PORTLAND, Maine (AP) — Maine’s top marine official has told the federal government that his state deserves more credit for the efforts it has made to try to save an endangered species of whale.

Maine is tasked with coming up with new regulations that make the oceans safer for North Atlantic right whales, which number only about 400 in the world. The proposed new protections place new restrictions on the lobster fishing business, which is critical to Maine’s economy and heritage.

The National Oceanic and Atmospheric Administration informed Maine in January that its proposal to protect the whales doesn’t go far enough.

But Patrick Keliher, the commissioner of the Maine Department of Marine Resources, sent a letter to NOAA on Wednesday that outlined numerous existing and additional proposed protections that he said play a key role in protecting the whales.

“Existing regulations provide additional risk reduction” within inshore waters, Keliher wrote.

The state has proposed a new rule that requires trap lines to have weak points in inshore waters, Keliher wrote. The weak points would make it easier for the whales to escape a potential entanglement in the lines.

Also, the state already enforces other protections in inshore waters, such as banning lobster fishermen from using ropes that float at the surface of the water, Keliher wrote.

NOAA has received Keliher’s letter and is reviewing it, said Jennifer Goebel, a spokeswoman for the agency. The state spent months meeting with lobster fishermen about its whale proposal, which NOAA has said must reduce risk to whales by 60%. The state’s current plan achieves only a 52% reduction in risk, NOAA has informed Maine.

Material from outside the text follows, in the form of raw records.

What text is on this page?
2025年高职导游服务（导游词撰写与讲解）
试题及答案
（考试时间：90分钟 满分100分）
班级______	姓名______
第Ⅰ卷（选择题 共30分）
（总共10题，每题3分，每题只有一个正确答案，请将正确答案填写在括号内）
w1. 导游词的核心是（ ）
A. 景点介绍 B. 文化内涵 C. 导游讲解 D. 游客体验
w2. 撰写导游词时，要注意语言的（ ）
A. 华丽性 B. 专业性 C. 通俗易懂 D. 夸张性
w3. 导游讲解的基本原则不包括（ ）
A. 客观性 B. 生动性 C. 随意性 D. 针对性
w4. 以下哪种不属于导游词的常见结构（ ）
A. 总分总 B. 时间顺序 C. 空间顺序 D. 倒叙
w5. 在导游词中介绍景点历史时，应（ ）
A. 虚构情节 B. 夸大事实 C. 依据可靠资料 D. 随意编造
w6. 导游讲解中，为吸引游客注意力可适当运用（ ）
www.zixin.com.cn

That proposal is in addition to existing rules, and it focuses heavily on offshore waters.

Many Maine lobstermen have said the proposal puts too much emphasis on their industry and not enough on other risk factors, such as ship strikes.

“You know that ship strikes are a problem,” said Kristan Porter, president of the Maine Lobstermen’s Association. “We’re the only ones being targeted.”

Conservation groups have put a focus on right whales recently because the whales’ population has declined in the wake of high mortality and poor reproduction.